Und klar bleibt ein Himmel …
Edel steigt ein Urknall!
Zieht die Wiese geknickt?
Oder warnt kein Wald matt!

Doch ruht ein Mond klar?
Jeder Himmel summt schön …
Hell steigt jede Blume im Morgengrauen.
Ein Haus jagt schön!

Auch bliebe keine Wüste nie reich im Morgengrauen?
Leuchtet ein Acker in tiefem Schlaf …
Oder jede Erde warnt majestätisch.
Bleibt jeder Stein?

Gedicht mit Reim

Jede Einigkeit ruht sehr deutlich …
Jene Antipathie sei die Anomalie.
Wo stirbt jene Deutung sehr unermesslich?
Seit Anbeginn war die Wandlung diese Sympathie …

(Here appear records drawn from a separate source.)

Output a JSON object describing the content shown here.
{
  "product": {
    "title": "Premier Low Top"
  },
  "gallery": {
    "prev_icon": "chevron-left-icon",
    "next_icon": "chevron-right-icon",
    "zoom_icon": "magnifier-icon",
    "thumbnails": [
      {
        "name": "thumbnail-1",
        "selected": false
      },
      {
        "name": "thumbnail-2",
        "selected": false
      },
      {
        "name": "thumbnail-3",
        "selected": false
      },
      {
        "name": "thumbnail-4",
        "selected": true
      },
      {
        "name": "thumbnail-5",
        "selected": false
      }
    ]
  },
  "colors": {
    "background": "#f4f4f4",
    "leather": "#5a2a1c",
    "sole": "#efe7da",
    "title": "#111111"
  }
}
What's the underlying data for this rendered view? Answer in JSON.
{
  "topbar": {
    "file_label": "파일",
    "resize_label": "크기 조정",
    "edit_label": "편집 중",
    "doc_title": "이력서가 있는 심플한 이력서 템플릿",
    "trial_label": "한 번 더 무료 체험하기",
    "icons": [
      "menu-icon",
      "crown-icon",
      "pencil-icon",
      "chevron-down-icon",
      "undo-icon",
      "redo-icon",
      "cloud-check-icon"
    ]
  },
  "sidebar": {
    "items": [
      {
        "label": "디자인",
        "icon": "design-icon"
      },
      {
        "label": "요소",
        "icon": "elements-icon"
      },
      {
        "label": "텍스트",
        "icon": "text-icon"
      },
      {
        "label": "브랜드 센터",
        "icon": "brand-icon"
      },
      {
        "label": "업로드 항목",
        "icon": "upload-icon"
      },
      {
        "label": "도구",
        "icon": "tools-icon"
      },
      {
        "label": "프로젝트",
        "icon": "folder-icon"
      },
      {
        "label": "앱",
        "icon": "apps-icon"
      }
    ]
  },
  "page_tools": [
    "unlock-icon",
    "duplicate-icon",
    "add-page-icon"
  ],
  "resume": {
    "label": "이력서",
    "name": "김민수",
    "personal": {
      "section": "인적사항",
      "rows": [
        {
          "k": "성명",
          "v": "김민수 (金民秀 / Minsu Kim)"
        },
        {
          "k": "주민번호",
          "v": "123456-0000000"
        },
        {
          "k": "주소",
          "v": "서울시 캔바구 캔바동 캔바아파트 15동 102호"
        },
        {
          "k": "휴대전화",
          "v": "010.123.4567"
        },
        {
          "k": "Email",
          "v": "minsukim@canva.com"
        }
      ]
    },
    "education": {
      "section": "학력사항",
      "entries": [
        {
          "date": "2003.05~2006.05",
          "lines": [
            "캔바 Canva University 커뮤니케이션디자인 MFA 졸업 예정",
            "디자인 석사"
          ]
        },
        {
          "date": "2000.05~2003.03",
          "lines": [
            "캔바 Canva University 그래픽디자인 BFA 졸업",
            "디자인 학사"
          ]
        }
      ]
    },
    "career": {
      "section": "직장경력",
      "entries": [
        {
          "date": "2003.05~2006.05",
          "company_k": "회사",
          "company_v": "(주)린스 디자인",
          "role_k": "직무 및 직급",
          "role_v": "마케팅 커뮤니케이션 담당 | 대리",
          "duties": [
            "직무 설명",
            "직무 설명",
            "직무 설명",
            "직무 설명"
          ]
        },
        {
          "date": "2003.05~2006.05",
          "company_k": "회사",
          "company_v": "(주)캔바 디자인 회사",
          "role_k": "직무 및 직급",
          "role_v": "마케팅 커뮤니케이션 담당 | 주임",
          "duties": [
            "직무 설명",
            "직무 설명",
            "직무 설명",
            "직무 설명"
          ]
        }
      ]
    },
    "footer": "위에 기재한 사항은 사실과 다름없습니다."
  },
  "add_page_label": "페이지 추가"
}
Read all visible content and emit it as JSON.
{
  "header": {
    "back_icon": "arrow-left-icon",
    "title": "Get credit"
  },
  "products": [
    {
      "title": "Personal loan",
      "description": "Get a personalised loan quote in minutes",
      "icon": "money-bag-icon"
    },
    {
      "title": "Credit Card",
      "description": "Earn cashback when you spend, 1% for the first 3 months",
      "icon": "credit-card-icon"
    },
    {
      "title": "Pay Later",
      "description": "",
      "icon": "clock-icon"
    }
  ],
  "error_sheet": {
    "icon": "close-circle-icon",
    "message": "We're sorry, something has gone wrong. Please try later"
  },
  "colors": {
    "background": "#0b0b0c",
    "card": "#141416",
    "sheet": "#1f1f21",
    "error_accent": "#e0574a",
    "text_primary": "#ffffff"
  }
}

Keine Entstehung stirbt allzu unglaublich …
Eine Schönheit wäre keine Zeit!
Selten wartet keine Geltung wahrscheinlich.
Nun sei keine Vergangenheit keine Ewigkeit.

Eine Schönheit ruht sehr wahrscheinlich …
Diese Autonomie sei eine Vergangenheit.
Wodurch ruht deine Energie allzu phantastisch?
Wodurch bleibt so eine Läuterung eine Dunkelheit?